Arkası çorap söküğü gelir. Bianca’ya, erkek cinsel organının belirgin olduğu bir heykel fotoğraf verilir, cinsel dürtülerini canlandırmak için. Kız haz almaya zorlar kendini ama başaramaz. Kırmızı gülü de göle atar.

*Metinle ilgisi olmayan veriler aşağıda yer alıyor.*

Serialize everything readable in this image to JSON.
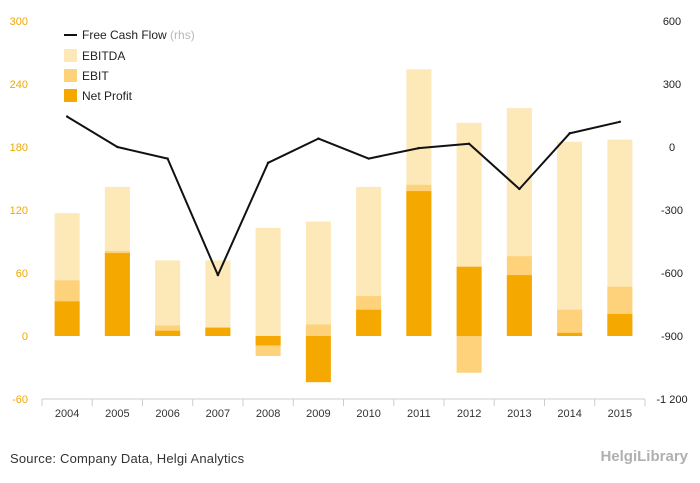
{
  "chart_data": {
    "type": "bar",
    "categories": [
      "2004",
      "2005",
      "2006",
      "2007",
      "2008",
      "2009",
      "2010",
      "2011",
      "2012",
      "2013",
      "2014",
      "2015"
    ],
    "series": [
      {
        "name": "EBITDA",
        "type": "bar",
        "axis": "left",
        "color": "#fde8b8",
        "values": [
          117,
          142,
          72,
          72,
          103,
          109,
          142,
          254,
          203,
          217,
          185,
          187
        ]
      },
      {
        "name": "EBIT",
        "type": "bar",
        "axis": "left",
        "color": "#fdd27a",
        "values": [
          53,
          81,
          10,
          7,
          -19,
          11,
          38,
          144,
          -35,
          76,
          25,
          47
        ]
      },
      {
        "name": "Net Profit",
        "type": "bar",
        "axis": "left",
        "color": "#f5a800",
        "values": [
          33,
          79,
          5,
          8,
          -9,
          -44,
          25,
          138,
          66,
          58,
          3,
          21
        ]
      },
      {
        "name": "Free Cash Flow",
        "type": "line",
        "axis": "right",
        "color": "#111111",
        "values": [
          145,
          0,
          -55,
          -610,
          -75,
          40,
          -55,
          -5,
          15,
          -200,
          65,
          120
        ]
      }
    ],
    "legend_rhs_note": "(rhs)",
    "left_axis": {
      "min": -60,
      "max": 300,
      "ticks": [
        "-60",
        "0",
        "60",
        "120",
        "180",
        "240",
        "300"
      ]
    },
    "right_axis": {
      "min": -1200,
      "max": 600,
      "ticks": [
        "-1 200",
        "-900",
        "-600",
        "-300",
        "0",
        "300",
        "600"
      ]
    },
    "grid": false,
    "legend_position": "top-left",
    "title": "",
    "xlabel": "",
    "ylabel": ""
  },
  "footer": {
    "source": "Source: Company Data, Helgi Analytics",
    "brand": "HelgiLibrary"
  }
}
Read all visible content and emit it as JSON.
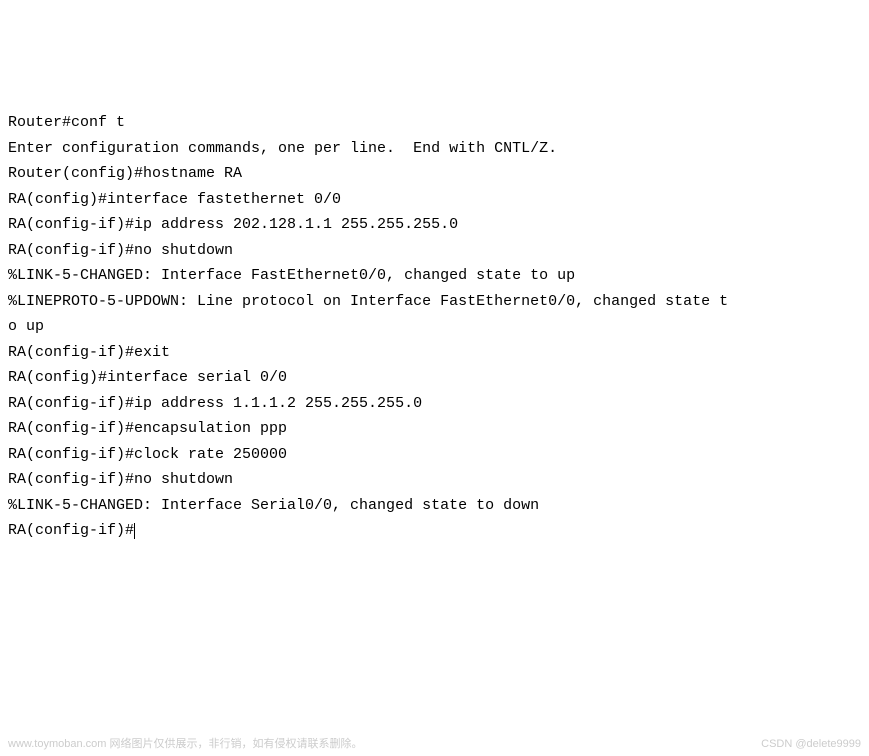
{
  "terminal": {
    "lines": [
      "Router#conf t",
      "Enter configuration commands, one per line.  End with CNTL/Z.",
      "Router(config)#hostname RA",
      "RA(config)#interface fastethernet 0/0",
      "RA(config-if)#ip address 202.128.1.1 255.255.255.0",
      "RA(config-if)#no shutdown",
      "",
      "%LINK-5-CHANGED: Interface FastEthernet0/0, changed state to up",
      "",
      "%LINEPROTO-5-UPDOWN: Line protocol on Interface FastEthernet0/0, changed state t",
      "o up",
      "",
      "RA(config-if)#exit",
      "RA(config)#interface serial 0/0",
      "RA(config-if)#ip address 1.1.1.2 255.255.255.0",
      "RA(config-if)#encapsulation ppp",
      "RA(config-if)#clock rate 250000",
      "RA(config-if)#no shutdown",
      "",
      "%LINK-5-CHANGED: Interface Serial0/0, changed state to down",
      "RA(config-if)#"
    ],
    "font_family": "Courier New",
    "font_size": 15,
    "text_color": "#000000",
    "background_color": "#ffffff"
  },
  "watermarks": {
    "left": "www.toymoban.com 网络图片仅供展示，非行销，如有侵权请联系删除。",
    "right": "CSDN @delete9999"
  }
}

Derken Bianka’yı ve ergenlik çağındaki kızları, iki öğretmenin nezaretinde insansız, tarihi ve resmi modern binaların önünden geçirilerek meçhule giden yolcusuz bir trene bindirildiklerini görürüz. Bu tekinsiz tren kızları bomboş bir istasyonda bıraktıktan sonra öğretmenleri alıp geri döner. Dış dünya hakkında hiçbir fikri olmayan , modern bir kentin orta yerinde terk edilmeleri , akla bir felakete sürüklenebileceklerini getirir. Kızlar fıskıyeli kocaman süs havuzlarını gördüklerinde çocuk olduklarını hatırlarlar. Neşe içinde fıskiyelerin altına girerek eğlenirler. Bir ara Bianca fışkıran suların arasından genç bir delikanlıyla bakışır. Birbirlerine gülümserler.

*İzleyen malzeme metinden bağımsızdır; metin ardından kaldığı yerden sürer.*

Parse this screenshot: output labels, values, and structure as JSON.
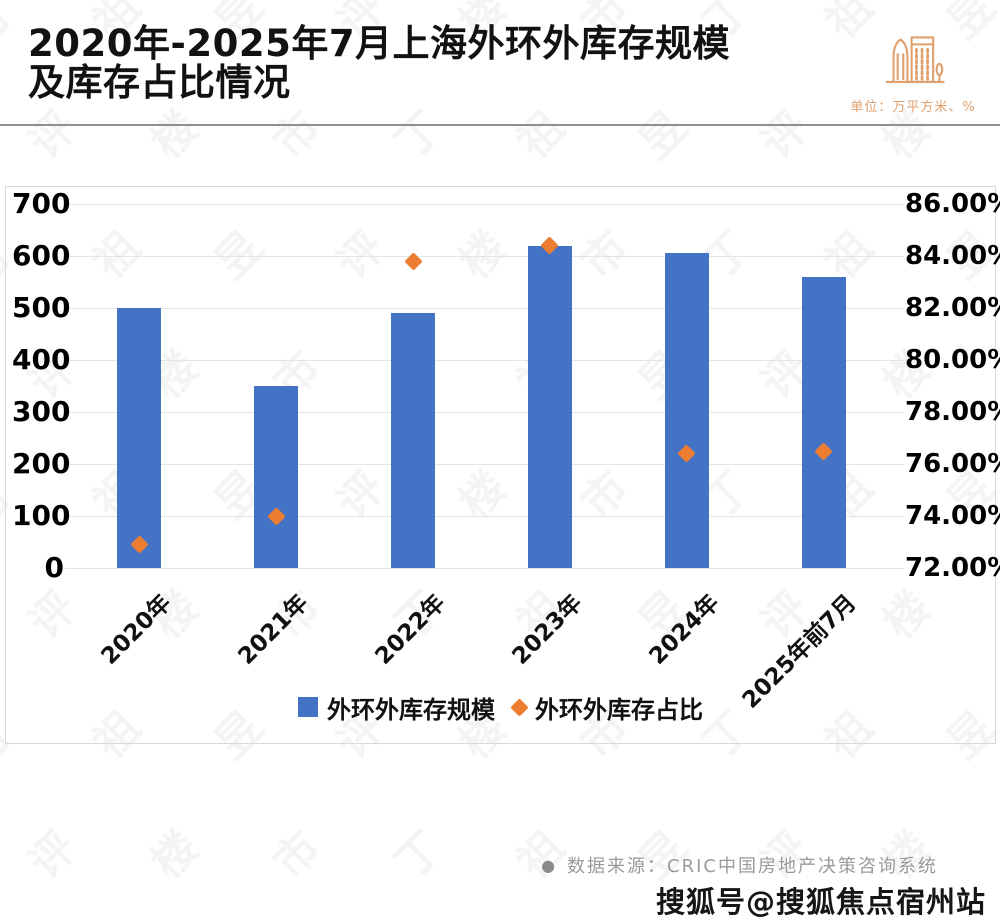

Film , yorumu izleyiciye bırakır. Bale gösterisinden sonra kızlardan “başka hizmetler “ beklenip beklenmediği anlaşılmaz. Kesin olan şey, ergenliğe ulaşmış kız “işe yaramamaktadır”. Zaten kızlar okuldan ayrılmadan önce , kurdelelerini çıkarıp kutuya koyarlar, gelecek olan “taze kuvvet “ e verilmek üzere. Filmde çeşitli simgelerle tarihsel , fahişelik / seks işçiliği döngüsünün kaçınılmaz olduğu ima edilir. Dolayısıyla Bianca geçmişi geride bırakıp bakıştığı delikanlıyla gençliğinin tadını mı çıkaracaktır; yoksa fuhşa zorlanarak sistemin parçası mı olacaktır?Çok seçenekli bir yaşam! Bale sanatını bile sömürü nesnesi haline getirebilen sistem ! ‘Görünmez efendiler’in hayal güçlerini de devreye sokarak yaşadıkları “göz banyosu” türü dikizci, çarpık zevklerini– bale dersinde bacak arasını açarak dans etmeleri için uyarılıyordu kızlar- sineye eken kandırılmış çocuklar, hayata tutunabilecekler mi? En önemlisi insanlara güvenebilecekler mi? Finalden sonra izleyici olmaktan çıkıp zihnimizdeki soru işaretleriyle cebelleşmeye başlıyoruz. Bu arada savaşlarda kadınların, çocukların başına neler gelebileceğini akıldan geçirmek bile korkunç!